My Companion Only Ever Focuses On Her Topics: Should I Cut Her Off?
We've been friends with a woman, who has overcome numerous hardships, and I respect her for that. But, she has been repeatedly caught off guard by people. Her spouse ended their marriage, and it was an unexpected event. Several of her friends drifted away at that point, because they seemed drawn to the spouse. It shocked her. She put in more effort to be my friend, likely understood better the essence of true friendship.
A Recurring Theme With Friends Drifting Away
In the time since, several in her circle vanished without her being sure why. Her last employer became hostile, despite the fact that she had been highly competent, her exit happened unaware of why things shifted.
Current Dynamics
In recent times, both of us retired leading to more each other more, but I am finding my position in the relationship feels one-sided. I start topics of conversation but she shifts them to things she cares about. Politically, she expresses unyielding views. I try to recommend factchecking and alternate views.
She is planning a trip to a country I have traveled to on several occasions and lived in for some time. I attempted to share advice, yet it was unappreciated. She essentially only wanted validation of her choices. I have come back from 30 days in that place she is eager to meet, but I don't.
Weighing the Options
I don't want to act as a friend that walks away abruptly, however, I feel she will ever comprehend the impact of her behaviour on how I feel about myself. At this point, I am in avoidance mode.

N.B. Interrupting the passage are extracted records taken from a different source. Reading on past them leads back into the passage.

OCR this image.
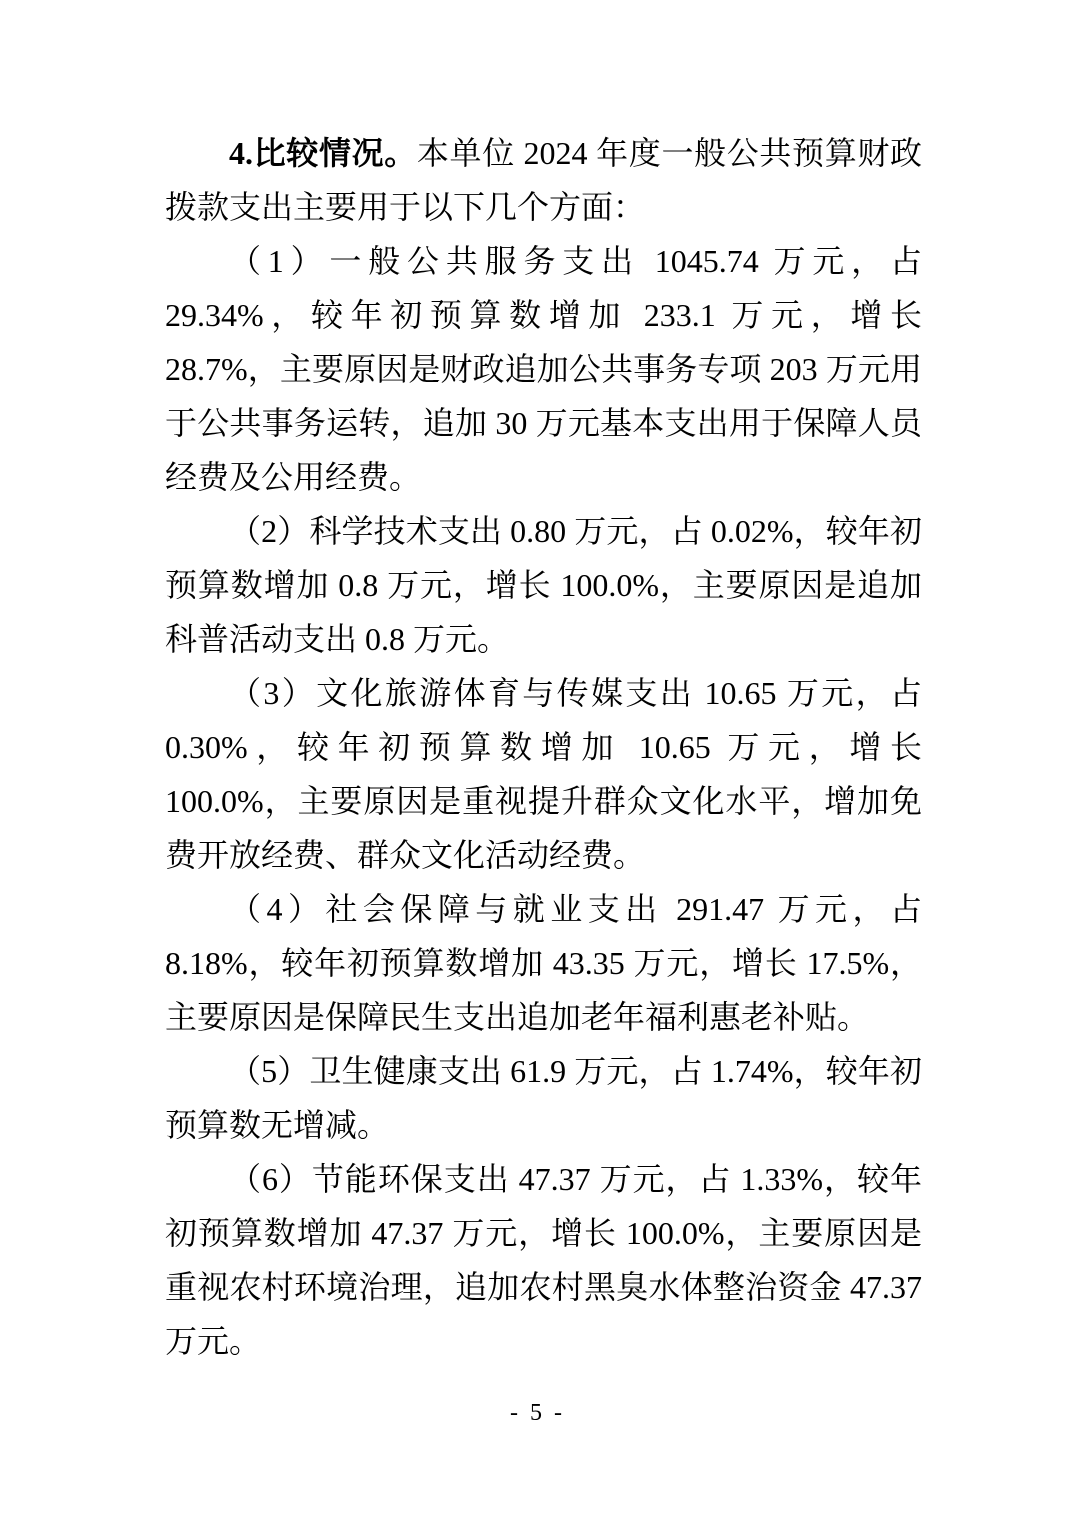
4.比较情况。本单位 2024 年度一般公共预算财政拨款支出主要用于以下几个方面：

（1）一般公共服务支出 1045.74 万元，占 29.34%，较年初预算数增加 233.1 万元，增长 28.7%，主要原因是财政追加公共事务专项 203 万元用于公共事务运转，追加 30 万元基本支出用于保障人员经费及公用经费。

（2）科学技术支出 0.80 万元，占 0.02%，较年初预算数增加 0.8 万元，增长 100.0%，主要原因是追加科普活动支出 0.8 万元。

（3）文化旅游体育与传媒支出 10.65 万元，占 0.30%，较年初预算数增加 10.65 万元，增长 100.0%，主要原因是重视提升群众文化水平，增加免费开放经费、群众文化活动经费。

（4）社会保障与就业支出 291.47 万元，占 8.18%，较年初预算数增加 43.35 万元，增长 17.5%，主要原因是保障民生支出追加老年福利惠老补贴。

（5）卫生健康支出 61.9 万元，占 1.74%，较年初预算数无增减。

（6）节能环保支出 47.37 万元，占 1.33%，较年初预算数增加 47.37 万元，增长 100.0%，主要原因是重视农村环境治理，追加农村黑臭水体整治资金 47.37 万元。

- 5 -
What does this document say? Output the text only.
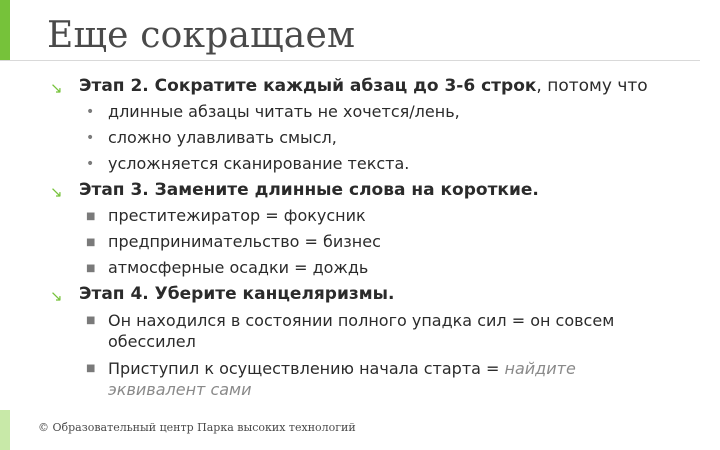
Еще сокращаем
↘ Этап 2. Сократите каждый абзац до 3-6 строк, потому что
• длинные абзацы читать не хочется/лень,
• сложно улавливать смысл,
• усложняется сканирование текста.
↘ Этап 3. Замените длинные слова на короткие.
■ преститежиратор = фокусник
■ предпринимательство = бизнес
■ атмосферные осадки = дождь
↘ Этап 4. Уберите канцеляризмы.
■ Он находился в состоянии полного упадка сил = он совсем
обессилел
■ Приступил к осуществлению начала старта = найдите
эквивалент сами
© Образовательный центр Парка высоких технологий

What should I do?
Possible Paths
One option is to end things abruptly, but it is rarely a smooth outcome that we desire. Yet having a direct talk with the goal of resolution requires bravery and openness on both your parts.
Professional advice indicates using a practical approach to handling disagreements:
"Step one requires explaining how things go when you talk. This needs to be objective and clear like an unbiased account. The second involves sharing her how it makes you feel. This allows for no argument about this. Your feelings are your feelings, of course. Step three is to ask how you are both will alter the interaction in your relationship."
Remember she too holds perspectives, thus requiring you to stay open to acknowledge it. An approach that works is to say her:
"Please share your thoughts and I promise to listen without interrupting for half an hour."It's remarkably successful to encourage understanding.
Closing Considerations
This person might reject your concerns, as some people have a âsurvival narrativeâ: they rely on a story about themselves they won't abandon since their identity is tied to it and it's all they've known. This is difficult because there's no clear path in such cases, just dead ends. But she may start out like this then consider your perspective. And even if you don't achieve an agreement, you'll have satisfaction that you've been truthful.